MattWoberts wrote:
Well, after...erm.....10 years of developing software along slight variants of the classic waterfall model, today see's our companies first attempt at "Agile methodolgies" - in particular SCRUM.
I'm keeping an open mind, and trying to get my head around where the hell the documentation is, but I wondered if any of you guys follow an agile approach, and if you think it is usefull, or fad???
Back in the days there was also agile development, we called it 'ad-hoc code hacking', i.e.: writing code without a thourough plan about every detail what you had to build, solving problems when the emerge.
I wasn't a big fan of this, and stil ain't, the biggest problem of it is that you have to think about large problems first to avoid irreversable mistakes which will throw you back a couple of months, and when that happens far in the project, it's fatal. So you can't conquer every problem 'when it emerges', you have to think ahead.

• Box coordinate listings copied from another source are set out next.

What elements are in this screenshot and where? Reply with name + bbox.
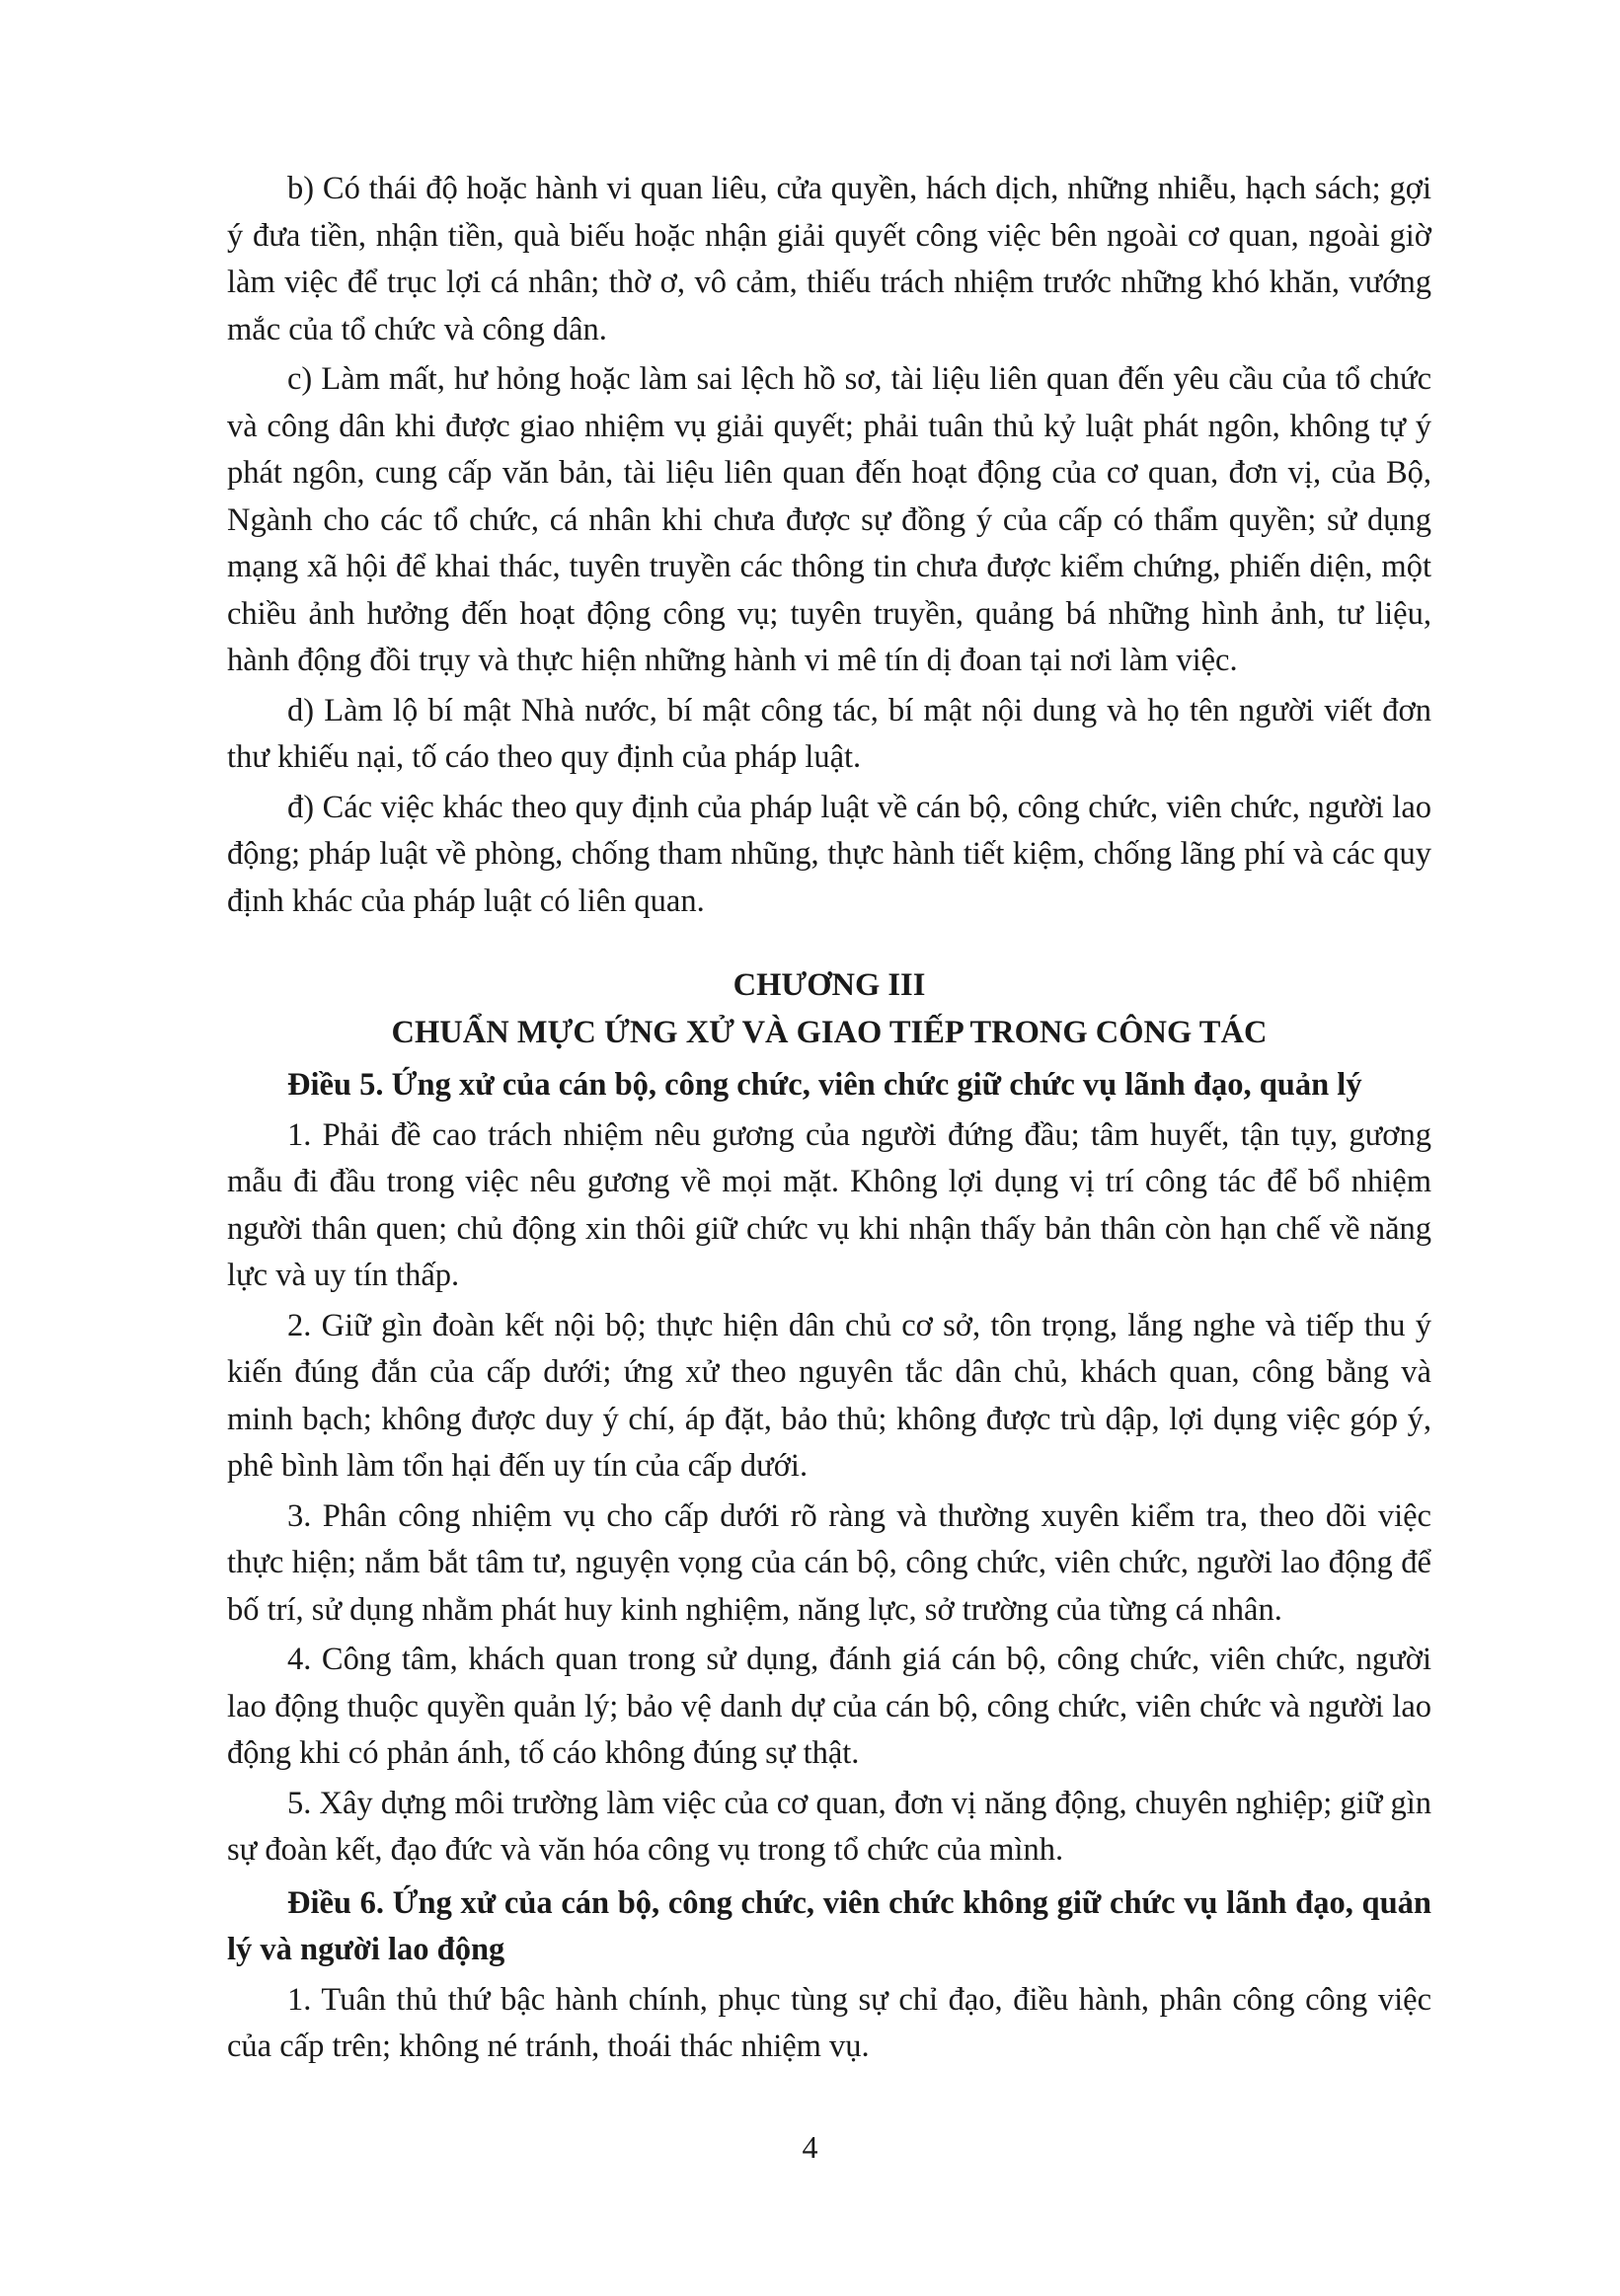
article-5-item-3: 3. Phân công nhiệm vụ cho cấp dưới rõ ràng và thường xuyên kiểm tra, theo dõi việc thực hiện; nắm bắt tâm tư, nguyện vọng của cán bộ, công chức, viên chức, người lao động để bố trí, sử dụng nhằm phát huy kinh nghiệm, năng lực, sở trường của từng cá nhân.: [227, 1497, 1431, 1628]
chapter-title: CHUẨN MỰC ỨNG XỬ VÀ GIAO TIẾP TRONG CÔNG TÁC: [391, 1014, 1268, 1050]
article-6-item-1: 1. Tuân thủ thứ bậc hành chính, phục tùng sự chỉ đạo, điều hành, phân công công việc của cấp trên; không né tránh, thoái thác nhiệm vụ.: [227, 1981, 1431, 2064]
paragraph-c: c) Làm mất, hư hỏng hoặc làm sai lệch hồ sơ, tài liệu liên quan đến yêu cầu của tổ chức và công dân khi được giao nhiệm vụ giải quyết; phải tuân thủ kỷ luật phát ngôn, không tự ý phát ngôn, cung cấp văn bản, tài liệu liên quan đến hoạt động của cơ quan, đơn vị, của Bộ, Ngành cho các tổ chức, cá nhân khi chưa được sự đồng ý của cấp có thẩm quyền; sử dụng mạng xã hội để khai thác, tuyên truyền các thông tin chưa được kiểm chứng, phiến diện, một chiều ảnh hưởng đến hoạt động công vụ; tuyên truyền, quảng bá những hình ảnh, tư liệu, hành động đồi trụy và thực hiện những hành vi mê tín dị đoan tại nơi làm việc.: [227, 361, 1431, 678]
article-5-item-2: 2. Giữ gìn đoàn kết nội bộ; thực hiện dân chủ cơ sở, tôn trọng, lắng nghe và tiếp thu ý kiến đúng đắn của cấp dưới; ứng xử theo nguyên tắc dân chủ, khách quan, công bằng và minh bạch; không được duy ý chí, áp đặt, bảo thủ; không được trù dập, lợi dụng việc góp ý, phê bình làm tổn hại đến uy tín của cấp dưới.: [227, 1307, 1431, 1484]
paragraph-b: b) Có thái độ hoặc hành vi quan liêu, cửa quyền, hách dịch, những nhiễu, hạch sách; gợi ý đưa tiền, nhận tiền, quà biếu hoặc nhận giải quyết công việc bên ngoài cơ quan, ngoài giờ làm việc để trục lợi cá nhân; thờ ơ, vô cảm, thiếu trách nhiệm trước những khó khăn, vướng mắc của tổ chức và công dân.: [227, 171, 1431, 347]
paragraph-d: d) Làm lộ bí mật Nhà nước, bí mật công tác, bí mật nội dung và họ tên người viết đơn thư khiếu nại, tố cáo theo quy định của pháp luật.: [227, 692, 1431, 775]
article-5-item-4: 4. Công tâm, khách quan trong sử dụng, đánh giá cán bộ, công chức, viên chức, người lao động thuộc quyền quản lý; bảo vệ danh dự của cán bộ, công chức, viên chức và người lao động khi có phản ánh, tố cáo không đúng sự thật.: [227, 1642, 1431, 1771]
chapter-number: CHƯƠNG III: [733, 967, 926, 1003]
document-page: [227, 166, 1431, 2074]
article-5-item-5: 5. Xây dựng môi trường làm việc của cơ quan, đơn vị năng động, chuyên nghiệp; giữ gìn sự đoàn kết, đạo đức và văn hóa công vụ trong tổ chức của mình.: [227, 1785, 1431, 1868]
article-5-item-1: 1. Phải đề cao trách nhiệm nêu gương của người đứng đầu; tâm huyết, tận tụy, gương mẫu đi đầu trong việc nêu gương về mọi mặt. Không lợi dụng vị trí công tác để bổ nhiệm người thân quen; chủ động xin thôi giữ chức vụ khi nhận thấy bản thân còn hạn chế về năng lực và uy tín thấp.: [227, 1116, 1431, 1293]
page-number: 4: [802, 2129, 818, 2165]
article-6-heading: Điều 6. Ứng xử của cán bộ, công chức, viên chức không giữ chức vụ lãnh đạo, quản lý và người lao động: [227, 1884, 1431, 1967]
paragraph-dd: đ) Các việc khác theo quy định của pháp luật về cán bộ, công chức, viên chức, người lao động; pháp luật về phòng, chống tham nhũng, thực hành tiết kiệm, chống lãng phí và các quy định khác của pháp luật có liên quan.: [227, 789, 1431, 919]
article-5-heading: Điều 5. Ứng xử của cán bộ, công chức, viên chức giữ chức vụ lãnh đạo, quản lý: [287, 1067, 1362, 1103]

I think a 'mix' of old days visions and agile development is the most pragmatic way of doing things: think through the global project and foresee big problems, then use a more agile approach for the finer details. I took that approach with LLBLGen Pro, as the project itself was simply too big to plan ahead in full detail, at least I didnt see the advantage of spending 4 months in design phase while I have to re-do half of it during development anyway because unforeseen details which clash with detailed designs done up front.
As I said though: you have to think through the global project, predict where problem areas are, try to avoid them/solve them up front. Then, during development, per functionality aspect defined in the global project, design it first, then implement it, to prevent yourself implementing the wrong things. This works great IMHO, as when you're designing the details you already have to solve the problems and typing it in becomes more or less just that, typing it in, which avoids big mistakes in implementations.
That doesn't mean mistakes are avoided. You'll always make mistakes and the more time you spend to thinking through the project, IMHO the more you'll avoid mistakes during development.